Dáil debates
Wednesday, 18 April 2018
Leaders' Questions
11:55 am
Mary Lou McDonald (Dublin Central, Sinn Fein) | Oireachtas source
This is a very troubling story which, undoubtedly, raises questions for the Minister for Communications, Climate Action and Environment, Deputy Denis Naughten, about his discussion with a person acting on behalf of INM in connection with the attempt to take over Celtic Media. This all happened in November 2016. The Minister gave advance notice to the PR executive, acting on behalf of Independent News & Media, of his plan to refer the takeover to the Broadcasting Authority of Ireland.
We understand that the Minister, when speaking to this individual, understood he was working on behalf of INM. The engagement between them and the Minister's decision to refer the proposed acquisition to the Broadcasting Authority of Ireland was then a subject of an email sent by the PR company to the chairperson of INM, and this email was subsequently forwarded to Mr. Denis O'Brien. This email stressed that the information contained within it should be treated with the strictest of confidence, which is at variance with the Taoiseach's assertion that all this had full public purview and that it was not confidential at all.
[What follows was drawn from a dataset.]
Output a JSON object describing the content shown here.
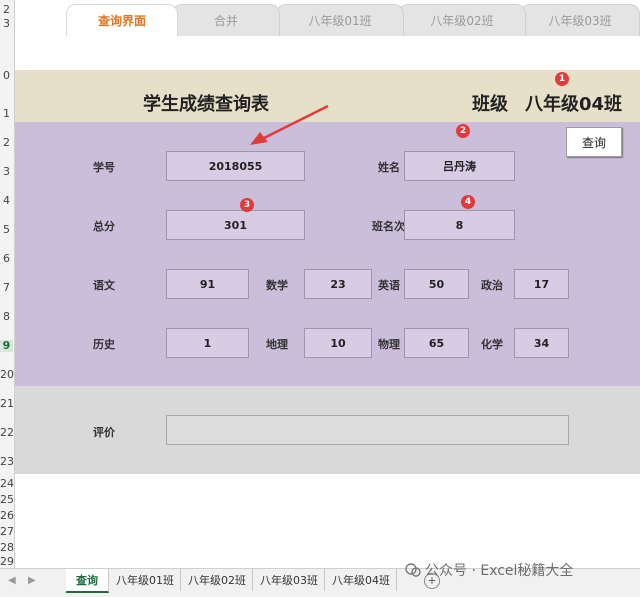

We also understand that the PR company in question did not log the engagement with the Minister with the lobbying registrar, as it should have done. As the Taoiseach knows, this is a legal requirement under the Regulation of Lobbying Act 2015. This law is designed to protect the public interest and ensure transparency in the lobbying process. The Office of the Director of Corporate Enforcement, of which we spoke yesterday, has expressed concerns about the sharing of insider information and, perhaps, breaches of stock market rules. All this gets very murky in its totality.
There are very serious issues over the concentration and consolidation of media ownership and, by extension, power in this State. We are all conversant with that. I am sure I do not have to remind the Taoiseach that, in the past, interactions between a former Minister and a powerful interest in the media and a proposed acquisition spawned the Moriarty tribunal. Indeed, that tribunal is one of the reasons people distrust powerful politicians and the political process itself.
Let me put a couple of questions to the Taoiseach - ones he has failed to answer so far. He said the Minister contacted him last night to tell him the story would appear in the paper. Am I to take it from that that this was the first time he had knowledge of the conversation between the Minister and the person acting on behalf of INM? The Taoiseach says he has not had sight of the affidavit. He does not need sight of the court affidavit to put to the Minister, Deputy Naughten, the very obvious questions that ought to be put to him.